Playing music, it’s easy to get so hung up on technique you forget to have fun — but for Fall of Electricity guitarist Ross Cowman and drummer Andrew Dorsett, that’s never been an issue.
The duo’s joyous, tuneful self-titled debut was one of the best instrumental rock records you probably didn’t hear unless you lived in Olympia circa 2010, or happen to know the members’ other projects — Cowman’s June Madrona, and Dorsett’s LAKE.
Come September 1, they’ll release their second full-length, The Grunge Era — featuring “Infinite Sadness,” below.
As someone who attended Evergreen and stood up front for countless Fall of Electricity shows in Westside Olympia houses, moments from that first record — the highlife-inspired fretboard hopping on “Organic Produce,” the stuttering false endings of “Camp Quixote” — left an indelible mark.
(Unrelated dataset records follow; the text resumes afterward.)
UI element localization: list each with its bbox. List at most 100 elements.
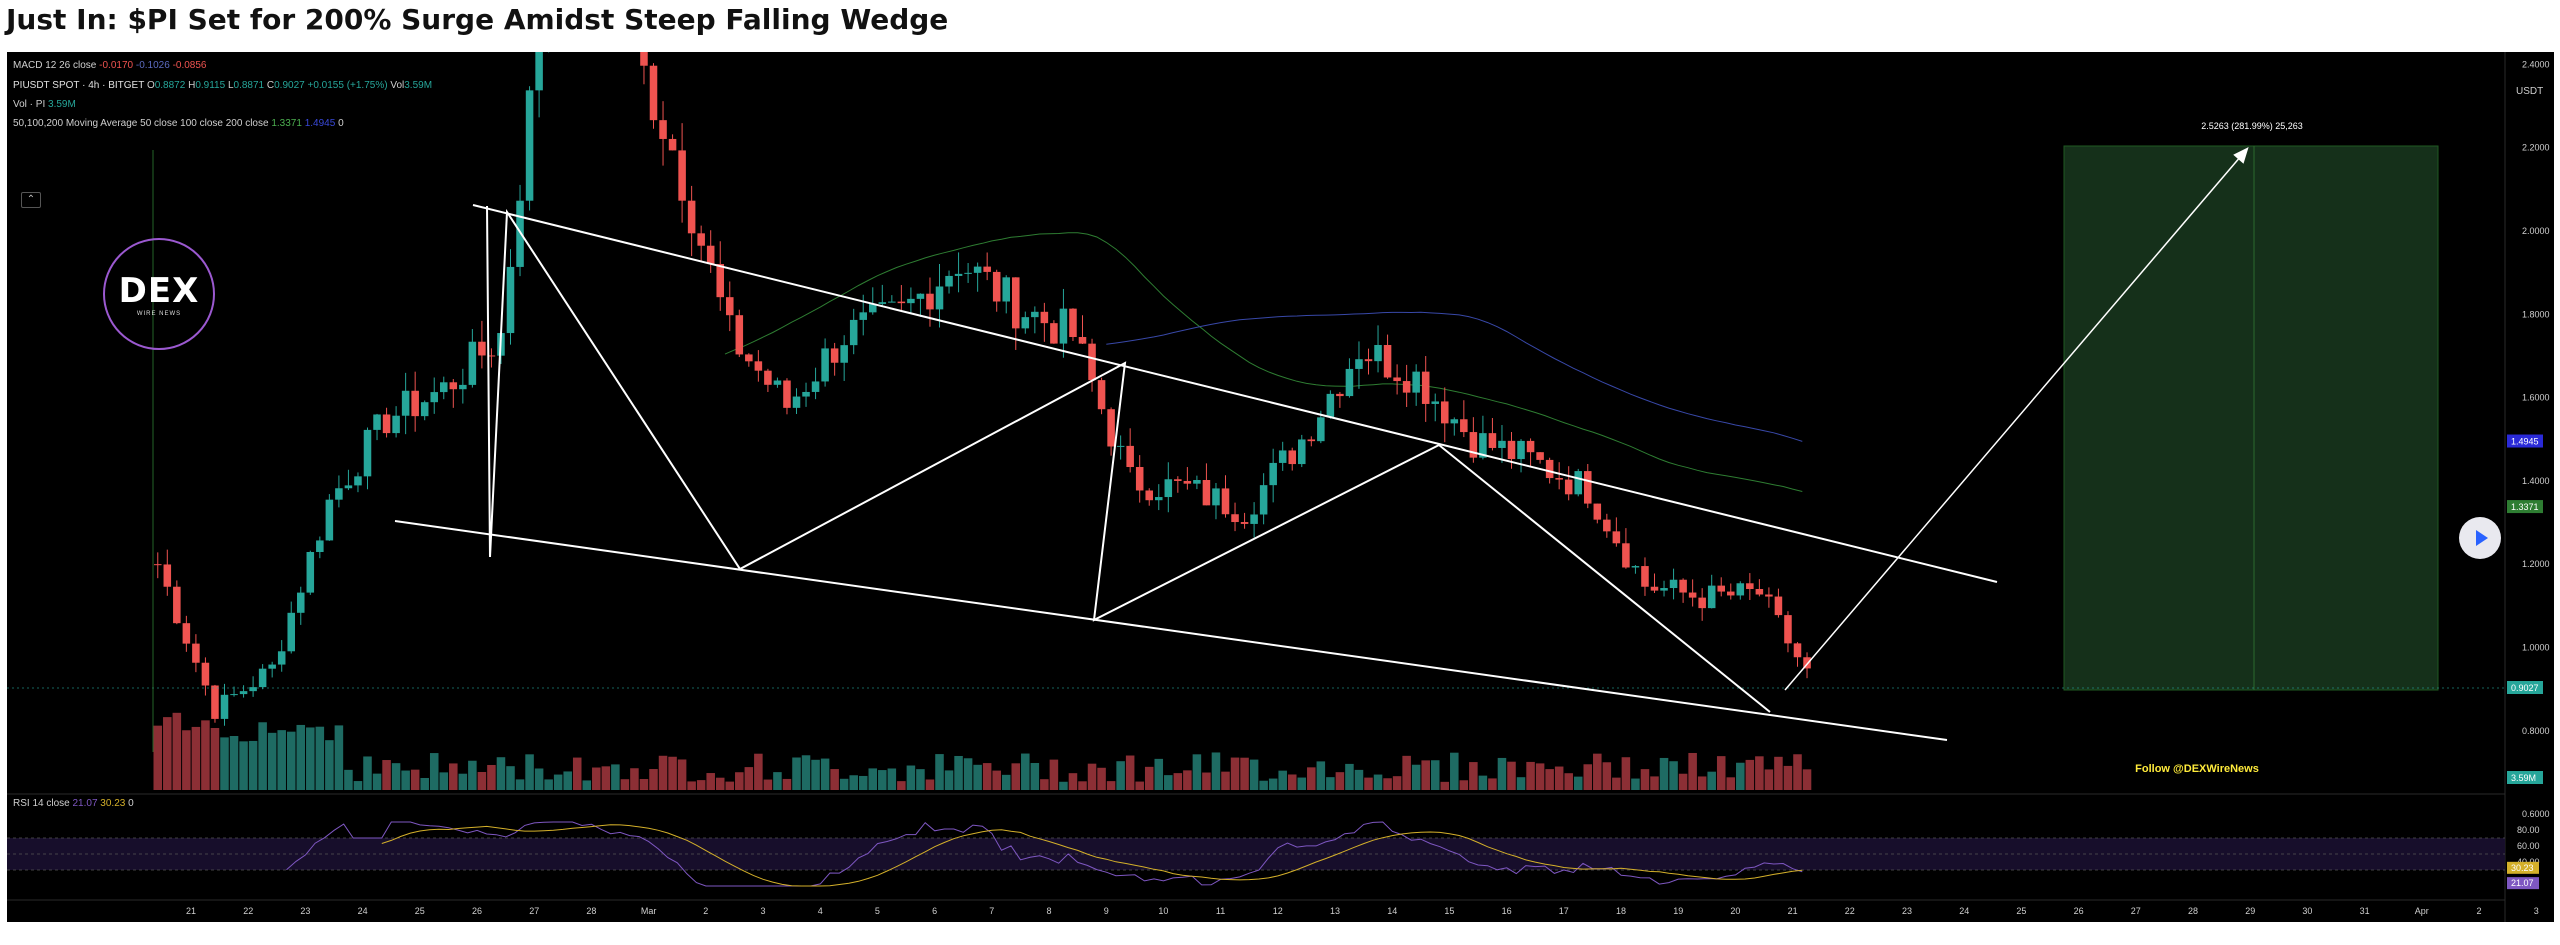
volume-bar [306,727,315,790]
time-tick-label: 2 [703,906,708,916]
candle-body [220,694,229,719]
volume-bar [210,727,220,790]
volume-bar [1106,781,1116,790]
volume-bar [1173,773,1183,790]
candle-body [764,370,772,385]
volume-bar [1297,777,1307,790]
candle-body [1107,409,1115,447]
time-tick-label: 9 [1104,906,1109,916]
price-tick-label: 1.6000 [2522,393,2550,403]
candle-body [907,298,915,304]
volume-bar [334,725,344,790]
volume-bar [677,759,687,790]
ma-line-50 [724,232,1803,492]
candle-body [1593,503,1602,520]
volume-bar [248,740,258,790]
candle-body [1050,323,1058,344]
volume-bar [763,779,773,790]
volume-bar [172,712,182,790]
volume-bar [1392,776,1402,790]
tradingview-logo[interactable]: 𝐓𝐕 TradingView [22,925,167,945]
candle-body [1564,479,1573,495]
volume-bar [735,772,744,790]
volume-bar [553,774,563,790]
volume-bar [382,760,391,790]
collapse-legend-button[interactable]: ⌃ [21,192,41,208]
volume-bar [1164,775,1173,790]
volume-bar [1736,762,1745,790]
candle-body [1069,308,1077,338]
volume-bar [258,722,267,790]
volume-bar [315,726,325,790]
volume-bar [1268,778,1278,790]
price-tick-label: 1.8000 [2522,309,2550,319]
candle-body [1421,371,1430,404]
volume-bar [1697,776,1707,790]
candle-body [363,429,372,477]
volume-bar [1030,762,1040,790]
candle-body [1669,579,1678,589]
candle-body [297,592,305,613]
candle-body [1288,450,1296,465]
symbol-legend: PIUSDT SPOT · 4h · BITGET O0.8872 H0.911… [13,80,432,91]
price-tag-label: 3.59M [2511,773,2536,783]
candle-body [745,354,753,362]
candle-body [1336,393,1344,397]
volume-bar [982,763,992,790]
candle-body [792,396,801,408]
candle-body [1250,514,1258,524]
volume-bar [1021,753,1030,790]
volume-bar [944,770,954,790]
wedge-lower-line [394,520,1948,741]
currency-label: USDT [2516,86,2543,97]
svg-text:MACD 12 26 close -0.0170 -0.10: MACD 12 26 close -0.0170 -0.1026 -0.0856 [13,60,207,71]
macd-label: MACD 12 26 close [13,60,97,71]
candle-body [1584,471,1592,504]
candle-body [1536,452,1544,460]
tradingview-icon: 𝐓𝐕 [22,925,43,944]
candle-body [440,382,448,393]
candle-body [1364,359,1373,362]
volume-bar [954,755,963,790]
volume-bar [201,720,210,790]
svg-text:Vol · PI 3.59M: Vol · PI 3.59M [13,99,76,110]
time-tick-label: 15 [1444,906,1454,916]
time-tick-label: 25 [2016,906,2026,916]
volume-bar [801,755,811,790]
candle-body [916,293,925,299]
volume-bar [773,772,782,790]
macd-value-3: -0.0856 [173,60,207,71]
candle-body [154,564,162,566]
volume-bar [1469,762,1478,790]
volume-bar [582,780,592,790]
volume-bar [1335,772,1345,790]
price-axis: 3.40003.20003.00002.80002.60002.40002.20… [2507,59,2550,819]
volume-bar [897,781,906,790]
candle-body [392,415,400,434]
candle-body [1784,615,1792,644]
volume-bar [572,757,582,790]
candle-body [830,348,839,363]
volume-bar [811,759,820,790]
candle-body [1212,488,1220,506]
candle-body [420,402,429,417]
candle-body [1545,459,1554,479]
volume-bar [1440,781,1450,790]
volume-bar [1507,761,1516,790]
chart-panel[interactable]: 2.5263 (281.99%) 25,263 3.40003.20003.00… [7,52,2554,945]
candle-body [735,315,744,355]
time-tick-label: Apr [2415,906,2429,916]
candle-body [1326,393,1335,418]
volume-bar [1459,780,1469,790]
candle-body [821,348,829,382]
candle-body [1183,480,1192,484]
candle-body [1231,514,1239,523]
time-tick-label: 6 [932,906,937,916]
price-chart[interactable]: 2.5263 (281.99%) 25,263 3.40003.20003.00… [7,52,2554,922]
volume-bar [1087,763,1097,790]
time-tick-label: 23 [300,906,310,916]
volume-bar [1316,761,1326,790]
volume-bar [1001,774,1011,790]
time-tick-label: 10 [1158,906,1168,916]
play-replay-button[interactable] [2459,517,2501,559]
The new material might not be as familiar yet, but “Infinite Sadness” is nonetheless an auspicious album opener, and an apt introduction to a fine DIY band.
Less about the big payoff than the journey to get there, the same melancholic guitar line, but played at dramatically different speeds, bookends the song — starting with a gallop, eventually slowing to a crawl. That part serves as a springboard to dizzying finger-tapping and minor-chord string-bending, with loose-limbed percussion — complementary, not flashy — maintaining a decidedly live feel.
How does a track like this get written? Says Cowman: “We get together and eat breakfast in the morning, then rehearse for two or three hours. We start by improvising, then build up the songs bit-by-bit. I don’t think anyone else could understand our semi-verbal communication when we’re writing, but it makes perfect sense to us.”
Although the pair has logged thousands of shows around the world with their other projects — working as music teachers and session players between tours — they’ve still yet to take Fall of Electricity off the West Coast despite having been a band since 2008.
Cowman says he’s open to making it more than a side project if the crowd-funded Grunge Era gains traction — but also doesn’t mind remaining a well-kept secret.
“Part of why this band works so well is that we take our time and just let it be what it wants to be. We might tour Europe in 2015, and I’d like to do another album eventually… maybe in a couple of years.
“But mostly I just want to continue hanging out with Andrew and making breakfast together.”